Even after Earth-bound scientists lose contact with it, however, Voyager 1 will continue to carry humanity out into the universe, as its design includes an audio-visual disk containing Mozart, Bach and Beethoven, the sounds of babies crying, messages recorded in 55 languages, and much else. (That gold-plated disk also includes the silhouette of a naked man and woman, reduced from the more explicitly detailed depiction carried by the Pioneer 10 spacecraft because of politicians’ complaints about “smut in space.” Comforting, isn’t it, to know that congressional imbecility is not a phenomenon unique to our moment?)

David Whitehouse, writing about Voyager 1 in the London-based Spectator, was awestruck by the “isolation” of this remarkable interstellar probe, which he suggested was “impossible for us truly to comprehend. Light — the fastest possible traveler — takes just over a second to reach the moon and about four hours to pass the most distant planet, Neptune. Yet to reach Voyager it takes more than twenty-two hours.” Mr. Whitehouse’s awe, alas, was mixed — one might even say, tinged — with a melancholy bordering on despair:

“It’s strange to think that it will be exploring on out into deep space long after its makers — humans — have become extinct. … Long after the pyramids have crumbled into sand and the Earth has become uninhabitable, [Voyager] will just be starting its odyssey. It will move through different constellations and spend its life far from the warmth of stars, but who knows what alien skies it might traverse during some distant eon and what alien eyes will look upon its golden disc and wonder about us. If so, Voyager 1 could be one of our last marks on the cosmos and the measure mankind is judged by.”

Judged by whom? Or what? And by what standards?

Whether or not life-forms “out there” will ever meet Voyager 1, I suggest that the very fact of this marvel of human creativity confounds despair: the despair that imagines the universe as an inexplicable accident, and that thinks of humanity as the random by-product of random, if fortuitous, cosmic biochemical processes.

The intelligence and imagination that created Voyager 1, and that has kept us in contact with our “most distant emissary,” testify to the spiritual nature of human beings: creatures possessed of a reason that insistently probes the truth of things and a will to explore what has been discovered. No merely material compound of atoms and cells could have imagined, built, and operated Voyager 1.

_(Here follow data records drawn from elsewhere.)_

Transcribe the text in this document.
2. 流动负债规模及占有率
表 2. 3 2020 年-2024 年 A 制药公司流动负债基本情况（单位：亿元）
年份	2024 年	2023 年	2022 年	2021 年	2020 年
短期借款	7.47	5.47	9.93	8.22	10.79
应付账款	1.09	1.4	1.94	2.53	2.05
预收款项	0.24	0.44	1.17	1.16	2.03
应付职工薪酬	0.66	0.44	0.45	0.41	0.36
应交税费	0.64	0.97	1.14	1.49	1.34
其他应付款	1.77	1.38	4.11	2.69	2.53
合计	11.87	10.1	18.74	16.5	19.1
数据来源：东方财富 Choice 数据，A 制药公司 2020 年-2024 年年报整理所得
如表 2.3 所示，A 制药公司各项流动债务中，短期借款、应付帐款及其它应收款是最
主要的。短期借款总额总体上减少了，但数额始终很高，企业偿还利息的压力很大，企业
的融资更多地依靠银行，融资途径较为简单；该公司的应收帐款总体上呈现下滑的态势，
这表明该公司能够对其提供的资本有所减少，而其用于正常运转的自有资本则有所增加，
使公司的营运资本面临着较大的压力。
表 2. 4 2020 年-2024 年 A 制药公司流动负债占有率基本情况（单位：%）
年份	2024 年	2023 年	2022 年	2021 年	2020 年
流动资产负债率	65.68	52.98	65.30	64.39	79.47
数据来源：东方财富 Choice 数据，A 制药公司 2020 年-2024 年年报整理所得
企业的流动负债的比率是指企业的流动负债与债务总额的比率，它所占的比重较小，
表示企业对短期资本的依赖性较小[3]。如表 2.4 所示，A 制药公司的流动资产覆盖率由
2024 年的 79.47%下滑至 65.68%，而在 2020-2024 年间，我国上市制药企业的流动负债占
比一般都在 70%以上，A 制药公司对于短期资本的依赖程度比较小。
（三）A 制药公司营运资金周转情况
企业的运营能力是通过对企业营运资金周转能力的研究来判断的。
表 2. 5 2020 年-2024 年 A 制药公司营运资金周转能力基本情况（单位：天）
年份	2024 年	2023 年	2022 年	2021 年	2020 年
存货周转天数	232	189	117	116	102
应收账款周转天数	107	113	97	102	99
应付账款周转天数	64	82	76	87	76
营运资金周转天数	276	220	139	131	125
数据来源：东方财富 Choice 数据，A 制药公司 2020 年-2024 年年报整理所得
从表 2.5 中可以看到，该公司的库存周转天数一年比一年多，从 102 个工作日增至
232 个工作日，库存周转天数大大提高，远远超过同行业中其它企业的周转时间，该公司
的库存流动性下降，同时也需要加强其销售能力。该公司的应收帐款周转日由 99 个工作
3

I confess that I have never been able to read the novels of William Faulkner. But I have read, more than once, his magnificent address on accepting the 1949 Nobel Prize for Literature. Its peroration seems to me a fitting answer to the cosmic melancholy of David Whitehouse and those who, thinking about Voyager 1, are similarly doleful:

“I decline to accept the end of man. It is easy enough to say that man is immortal simply because he will endure: that when the last dingdong of doom has clanged and faded from the last worthless rock hanging tideless in the last red and dying evening, that then there will still be one more sound: that of his puny, inexhaustible voice, still talking. I refuse to accept this. I believe that man will not merely endure, he will prevail. He is immortal, not because he alone among creatures has an inexhaustible voice, but because he has a soul, a spirit capable of compassion and sacrifice and endurance.”

An immortal soul, the Christian would add, that images the Creator, whose handiwork is not doomed to the cold death of entropy, but rather destined for the New Jerusalem (Revelation 21:10-26).